Dorothy Louisa May was born on 21 st July 1922. Her artistic flair was evident from an early age and, on leaving school, she attended the Wimbledon School of Art, where she excelled. She then passed the 1942 entrance exam for the Royal College of Art, but with the interruptions of the Second World War, this was not an option she was able to pursue until 1945.
In early 1947 she was married to Captain Alfred C. Swain. The family soon expanded to three children, after which they moved to Sussex, which was to become Dorothy’s stamping ground for the next nearly sixty years. The pressures of young family life with three small children left precious little time to devote to her art but, being disciplined in her approach, allowed some painting to continue. Dorothy’s discipline paid off and between 1954-1958 she had three pieces selected for the prestigious Royal Academy exhibition.
Then came a further change of pace. Few of Dorothy’s paintings from the 1960s and the early 1970s are known to exist, probably indicating a period of relatively low production as family matters, including a fourth child, became more pressing. This persisted until a house move to Heathfield led to Dorothy meeting several local art enthusiasts seeking tuition. The resulting classes gave Dorothy’s own artistic output great impetus, particularly after relocating to the countryside near the village of Blackboys in March 1976.
Dorothy finally gave up her painting classes in 2003. With her own health starting to deteriorate, she continued to paint, but remained physically less active than before and turned increasingly to finishing or reworking canvases from the past. In 2011, she moved into a nursing unit just two miles from the house near Blackboys where artistically she had been at her most prolific. Even there, to within a couple of years of her death, she could be found with brush in hand. She passed away in January 2018 at the age of 95. Further details on her life can be found in the biography.

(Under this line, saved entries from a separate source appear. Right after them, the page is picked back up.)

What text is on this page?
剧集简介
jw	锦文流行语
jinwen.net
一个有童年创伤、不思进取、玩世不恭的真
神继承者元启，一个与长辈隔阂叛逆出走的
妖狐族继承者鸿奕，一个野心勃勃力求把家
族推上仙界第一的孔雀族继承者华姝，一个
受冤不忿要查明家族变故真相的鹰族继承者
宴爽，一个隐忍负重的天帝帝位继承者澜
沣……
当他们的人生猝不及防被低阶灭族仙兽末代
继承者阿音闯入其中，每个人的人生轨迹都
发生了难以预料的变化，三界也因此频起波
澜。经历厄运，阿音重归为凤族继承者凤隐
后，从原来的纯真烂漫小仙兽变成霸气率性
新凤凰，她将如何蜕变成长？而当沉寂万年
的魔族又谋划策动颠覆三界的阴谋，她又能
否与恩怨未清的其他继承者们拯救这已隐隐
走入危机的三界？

Dorothy considered art in its truest form to be unobtainable, but that the artist was to strive continually towards it, drawing closer in moments of clarity. Truth may take many visible forms, from pure abstraction to faithful realism, but Dorothy claimed that it is based on the expression of emotion through the use of line, mass, tone, colour and texture. Consequently, it is emotion itself which must be the strongest element, not just in a painting but throughout the process of its creation. This, and other thoughts, are considered in more depth in the page devoted to her philosophy of art.
Since emotion is personal, style too is personal and a reflection of an artist’s self. She believed that an artist must not, therefore, seek to simply emulate the work of others, since this prohibits the self-expression of emotion and truth. The strongest painting is a painting that is the artist’s own; one that reflects their emotions, their personality, their self-belief, their very soul. The purpose of art, as Dorothy saw it, is to communicate, not an object or a scene, but a personality, a thought, an emotion a spiritual quality; the focus not so much on that which is seen, but on how it is seen. Again, there is a separate page which provides a fuller discussion of her perspectives on the practice of art.